In fact, the Left are the experts on "slippery slopes." Didn't they all assure us when pressing for decriminalization of homosexuality that of course this would never lead to something as outrageous as homosexual marriage. And yet ... that slope sure turned out to be slippery, didn't it.

As with the Brezhnev doctrine (that any nation that turned Communist could never be allowed to lose its Communist government), there appears to be a Leftist doctrine that traditionalists must be forced to compromise again and again until finally the Left has everything it wants on any particular issue -- at which point there will never be another compromise in order to make things more bearable to those who don't accept the extremists' view of what's good and right.

Now even moderates like me have to scream to be heard in this climate of hate and lies.

I promise you, reading Can America Survive? will come as a blessed relief from all the screaming.
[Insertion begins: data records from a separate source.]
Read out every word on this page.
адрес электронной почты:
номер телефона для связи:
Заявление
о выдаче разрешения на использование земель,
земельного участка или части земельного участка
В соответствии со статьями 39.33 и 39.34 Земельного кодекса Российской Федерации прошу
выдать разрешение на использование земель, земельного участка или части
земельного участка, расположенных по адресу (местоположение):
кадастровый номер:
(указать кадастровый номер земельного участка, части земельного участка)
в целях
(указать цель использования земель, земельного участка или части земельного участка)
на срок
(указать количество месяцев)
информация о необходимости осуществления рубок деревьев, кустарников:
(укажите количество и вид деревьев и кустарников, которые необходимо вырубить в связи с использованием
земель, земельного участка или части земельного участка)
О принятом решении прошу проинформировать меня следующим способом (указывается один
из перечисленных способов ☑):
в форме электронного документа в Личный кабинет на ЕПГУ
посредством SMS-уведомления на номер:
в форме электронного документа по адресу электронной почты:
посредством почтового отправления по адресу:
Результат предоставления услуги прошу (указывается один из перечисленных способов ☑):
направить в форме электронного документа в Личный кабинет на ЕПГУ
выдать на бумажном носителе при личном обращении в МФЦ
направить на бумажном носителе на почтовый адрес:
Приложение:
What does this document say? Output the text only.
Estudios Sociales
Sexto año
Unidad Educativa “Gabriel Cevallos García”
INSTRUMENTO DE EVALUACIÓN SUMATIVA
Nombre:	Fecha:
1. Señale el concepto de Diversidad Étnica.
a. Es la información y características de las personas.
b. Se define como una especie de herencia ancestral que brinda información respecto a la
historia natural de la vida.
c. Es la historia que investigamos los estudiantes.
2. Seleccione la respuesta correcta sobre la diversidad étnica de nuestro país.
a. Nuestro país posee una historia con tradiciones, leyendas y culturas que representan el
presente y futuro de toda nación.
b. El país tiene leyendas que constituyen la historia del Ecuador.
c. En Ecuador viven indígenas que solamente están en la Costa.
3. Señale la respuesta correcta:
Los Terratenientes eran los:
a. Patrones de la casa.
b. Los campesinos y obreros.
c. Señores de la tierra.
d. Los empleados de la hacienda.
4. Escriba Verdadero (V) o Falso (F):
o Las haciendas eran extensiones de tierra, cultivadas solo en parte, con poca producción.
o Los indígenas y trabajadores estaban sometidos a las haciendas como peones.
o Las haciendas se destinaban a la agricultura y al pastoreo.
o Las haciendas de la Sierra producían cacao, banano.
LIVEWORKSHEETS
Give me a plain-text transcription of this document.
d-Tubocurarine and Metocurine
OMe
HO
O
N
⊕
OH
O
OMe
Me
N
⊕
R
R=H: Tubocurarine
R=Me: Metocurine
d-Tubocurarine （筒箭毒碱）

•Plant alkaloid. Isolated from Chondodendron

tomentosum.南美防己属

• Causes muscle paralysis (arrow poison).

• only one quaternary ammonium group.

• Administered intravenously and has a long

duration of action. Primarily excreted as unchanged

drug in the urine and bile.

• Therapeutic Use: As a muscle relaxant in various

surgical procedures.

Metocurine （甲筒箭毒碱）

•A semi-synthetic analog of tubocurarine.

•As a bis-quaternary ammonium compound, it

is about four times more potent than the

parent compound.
Stein and DeMuth recognize that some people will disagree with them -- and they don't think it means you're evil or stupid. Their plea is for civil discourse. Peaceful conversations. Commitment to telling the truth and trying to find common ground.
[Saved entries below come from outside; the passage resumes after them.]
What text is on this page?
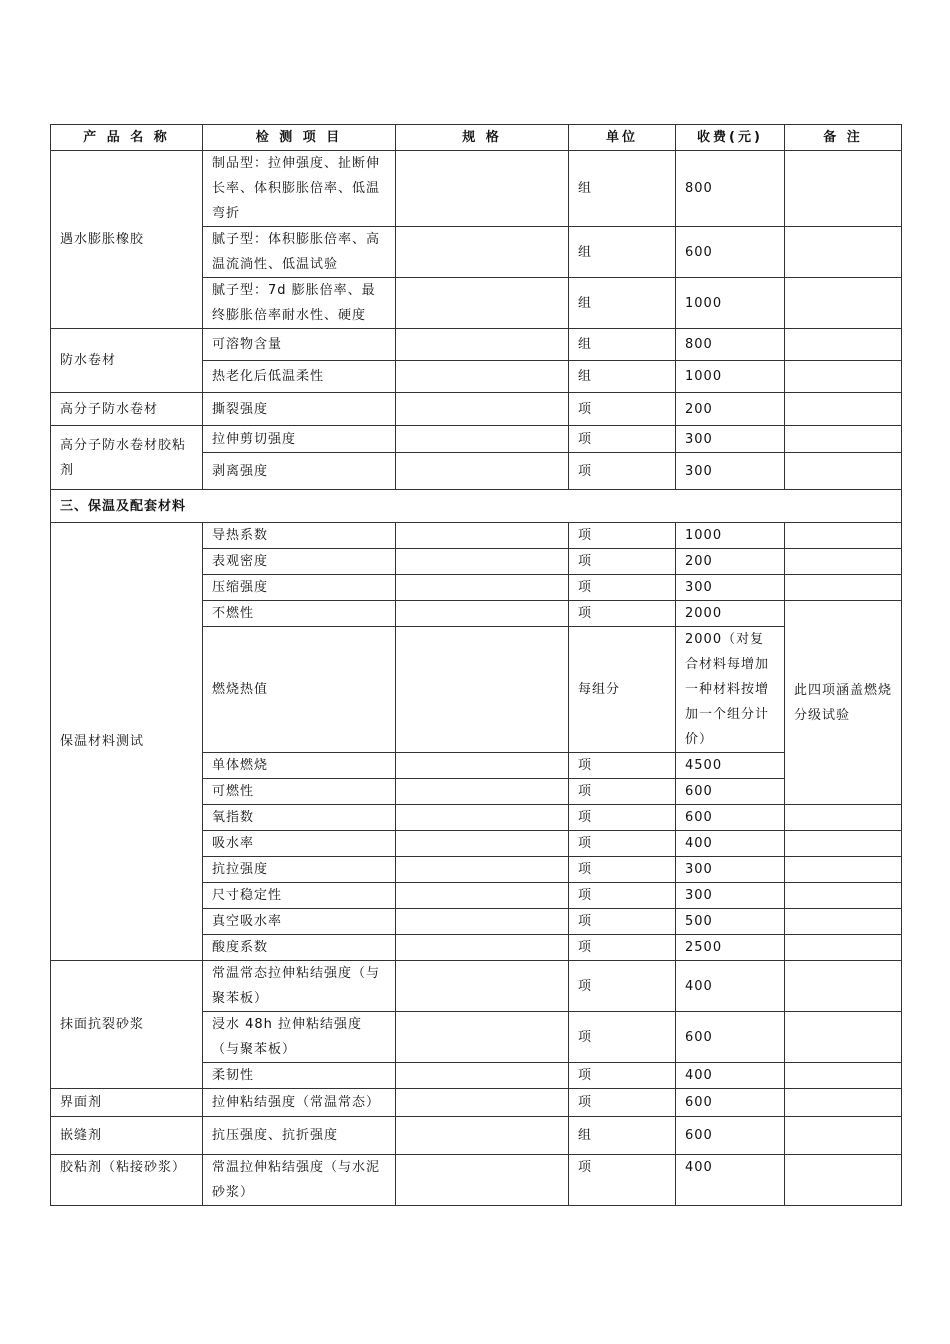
产 品 名 称	检 测 项 目	规 格	单位	收费(元)	备 注
遇水膨胀橡胶	制品型：拉伸强度、扯断伸长率、体积膨胀倍率、低温弯折		组	800	
	腻子型：体积膨胀倍率、高温流淌性、低温试验		组	600	
	腻子型：7d 膨胀倍率、最终膨胀倍率耐水性、硬度		组	1000	
防水卷材	可溶物含量		组	800	
	热老化后低温柔性		组	1000	
高分子防水卷材	撕裂强度		项	200	
高分子防水卷材胶粘剂	拉伸剪切强度		项	300	
	剥离强度		项	300	
三、保温及配套材料					
保温材料测试	导热系数		项	1000	
	表观密度		项	200	
	压缩强度		项	300	
	不燃性		项	2000	此四项涵盖燃烧分级试验
	燃烧热值		每组分	2000（对复合材料每增加一种材料按增加一个组分计价）	
	单体燃烧		项	4500	
	可燃性		项	600	
	氧指数		项	600	
	吸水率		项	400	
	抗拉强度		项	300	
	尺寸稳定性		项	300	
	真空吸水率		项	500	
	酸度系数		项	2500	
抹面抗裂砂浆	常温常态拉伸粘结强度（与聚苯板）		项	400	
	浸水 48h 拉伸粘结强度（与聚苯板）		项	600	
	柔韧性		项	400	
界面剂	拉伸粘结强度（常温常态）		项	600	
嵌缝剂	抗压强度、抗折强度		组	600	
胶粘剂（粘接砂浆）	常温拉伸粘结强度（与水泥砂浆）		项	400	
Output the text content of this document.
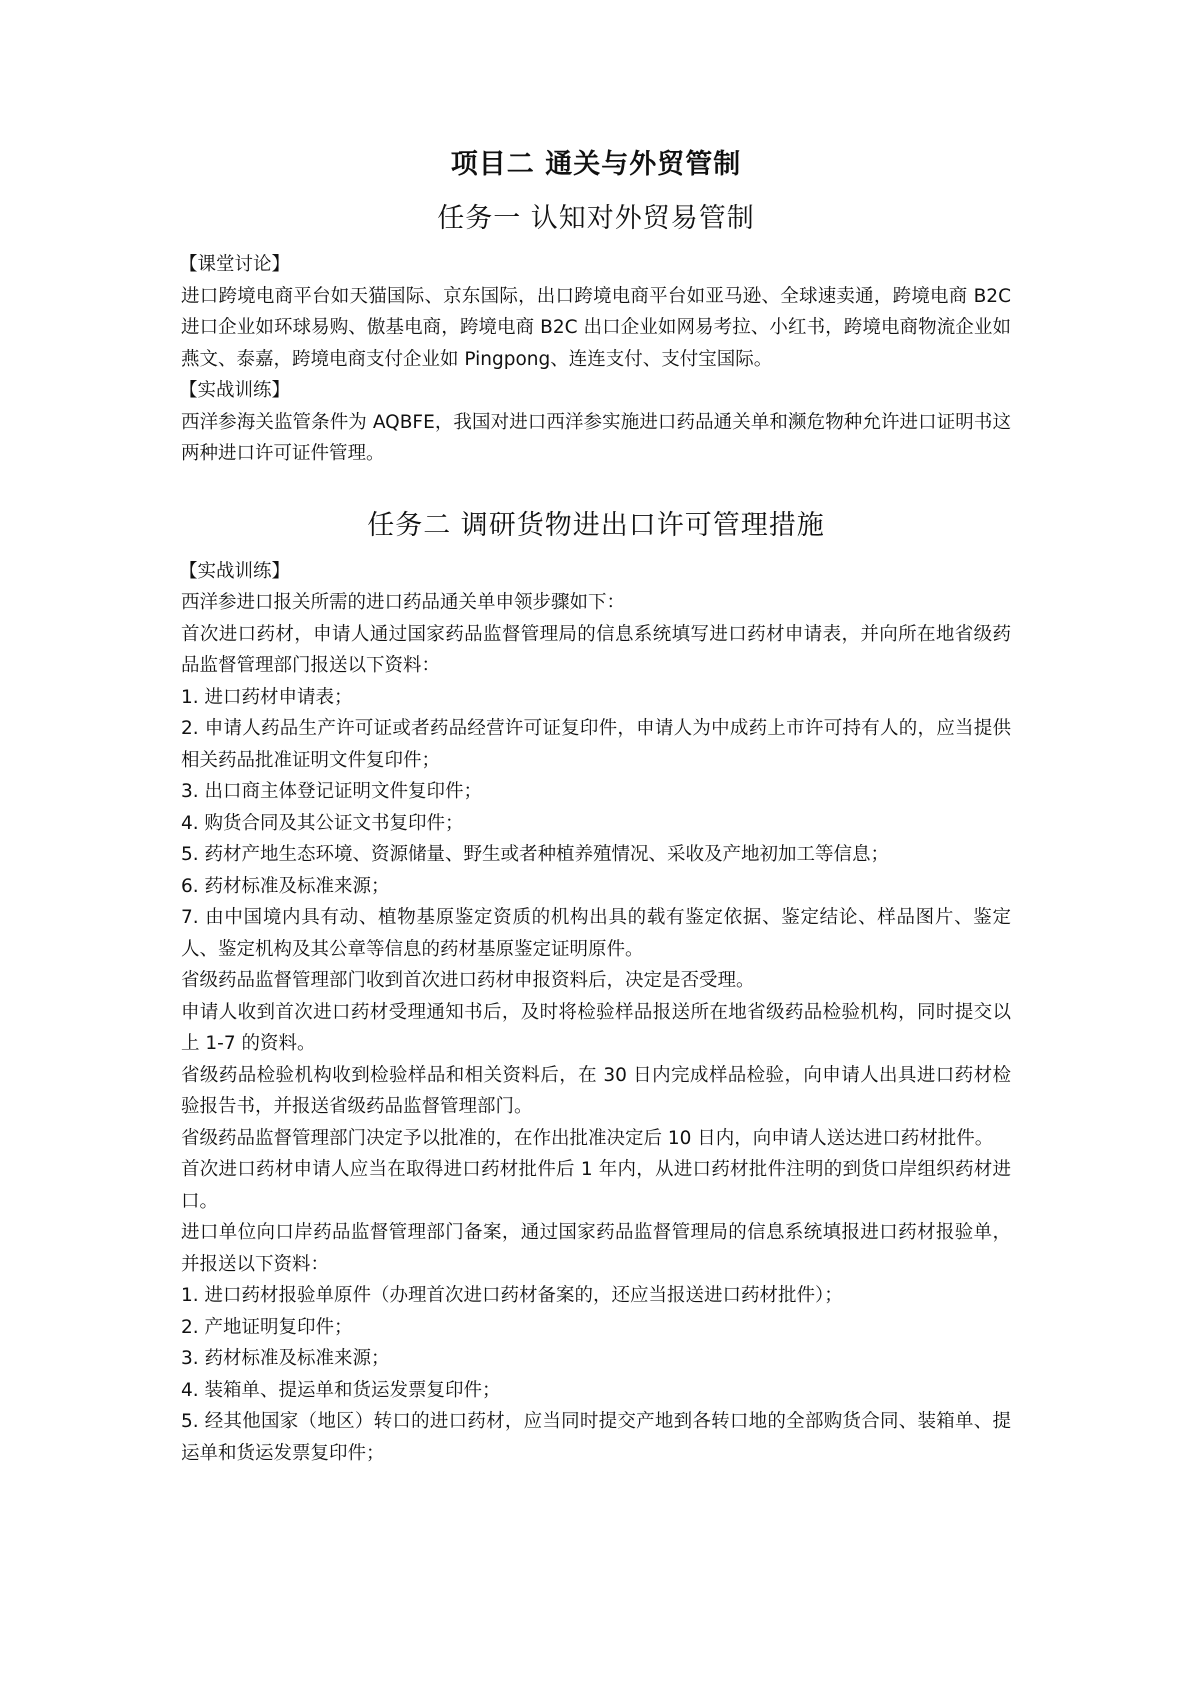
项目二 通关与外贸管制
任务一 认知对外贸易管制
【课堂讨论】
进口跨境电商平台如天猫国际、京东国际，出口跨境电商平台如亚马逊、全球速卖通，跨境电商 B2C 进口企业如环球易购、傲基电商，跨境电商 B2C 出口企业如网易考拉、小红书，跨境电商物流企业如燕文、泰嘉，跨境电商支付企业如 Pingpong、连连支付、支付宝国际。
【实战训练】
西洋参海关监管条件为 AQBFE，我国对进口西洋参实施进口药品通关单和濒危物种允许进口证明书这两种进口许可证件管理。
任务二 调研货物进出口许可管理措施
【实战训练】
西洋参进口报关所需的进口药品通关单申领步骤如下：
首次进口药材，申请人通过国家药品监督管理局的信息系统填写进口药材申请表，并向所在地省级药品监督管理部门报送以下资料：
1. 进口药材申请表；
2. 申请人药品生产许可证或者药品经营许可证复印件，申请人为中成药上市许可持有人的，应当提供相关药品批准证明文件复印件；
3. 出口商主体登记证明文件复印件；
4. 购货合同及其公证文书复印件；
5. 药材产地生态环境、资源储量、野生或者种植养殖情况、采收及产地初加工等信息；
6. 药材标准及标准来源；
7. 由中国境内具有动、植物基原鉴定资质的机构出具的载有鉴定依据、鉴定结论、样品图片、鉴定人、鉴定机构及其公章等信息的药材基原鉴定证明原件。
省级药品监督管理部门收到首次进口药材申报资料后，决定是否受理。
申请人收到首次进口药材受理通知书后，及时将检验样品报送所在地省级药品检验机构，同时提交以上 1-7 的资料。
省级药品检验机构收到检验样品和相关资料后，在 30 日内完成样品检验，向申请人出具进口药材检验报告书，并报送省级药品监督管理部门。
省级药品监督管理部门决定予以批准的，在作出批准决定后 10 日内，向申请人送达进口药材批件。
首次进口药材申请人应当在取得进口药材批件后 1 年内，从进口药材批件注明的到货口岸组织药材进口。
进口单位向口岸药品监督管理部门备案，通过国家药品监督管理局的信息系统填报进口药材报验单，并报送以下资料：
1. 进口药材报验单原件（办理首次进口药材备案的，还应当报送进口药材批件）；
2. 产地证明复印件；
3. 药材标准及标准来源；
4. 装箱单、提运单和货运发票复印件；
5. 经其他国家（地区）转口的进口药材，应当同时提交产地到各转口地的全部购货合同、装箱单、提运单和货运发票复印件；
You know, the things that made America great ... when we were great.

*

On another subject: Can we please put a stop to all the nonsense about how John Edwards isn't fit for the Vice-presidency (and, by extension, the Presidency) because he's a trial lawyer?

It's as stupid as the claim that because President Bush was in the oil business, he must be using the power of the presidency to help Big Oil.

Ideally, our politicians should actually have lived in the real world before serving as our government. They should have had to make a living and have some understanding of what it takes to build a career and accomplish something in life.

In other words, they have to have done something. President Bush worked in the oil business. John Edwards worked as a trial lawyer. Good for them.

Besides, whatever you might think of the current system of regulating the health-care industry by lawsuit, remember that the lawyers didn't invent this system, though they profit from it. It was the doctors back in the 1960s and 1970s who opened the door to malpractice suits by outrageously and criminally neglecting to police themselves.

The lawyers would never have had such wild success in malpractice lawsuits if doctors had policed themselves. But the medical profession failed to get rid of bad doctors who were killing or crippling their patients through ignorance, incompetence, or neglect. Not only that, but the medical profession, like the trial lawyers today, lobbied against the government regulating them.

So the trial lawyers stepped in as the only friends the poor suffering victims had.

You don't like the result? I know I don't. But without the lawyers with their malpractice suits, lousy doctors would still be perfectly free to kill their patients without suffering any real penalty. That's how it used to be. Now the hospitals and HMOs police the medical field -- for fear of getting sued.

So ... has the whole system of malpractice litigation gotten out of hand? Absolutely it has -- it has gone too far and we're all paying for it. But John Edwards did not invent the system, and the fact that he was very, very good at his job should be as promising as the fact that, unlike most sons of famous men, George W. Bush was a successful businessman.

Because when you think about it, is there any profession which cannot be ridiculed as preparation for high office?

Do we really want to live in a country where only the people who inherit wealth or marry extremely wealthy women and never have to work for a living can hold high office? I mean, you can't mock John Kerry for his pre-politics career. He didn't have one.

I believe anybody should be able to try for political office, and that no honest job should make them ineligible to be taken seriously as a candidate. And I'm disgusted by people who mock a candidate or impugn his motives solely on the basis of how he made a living before getting into politics.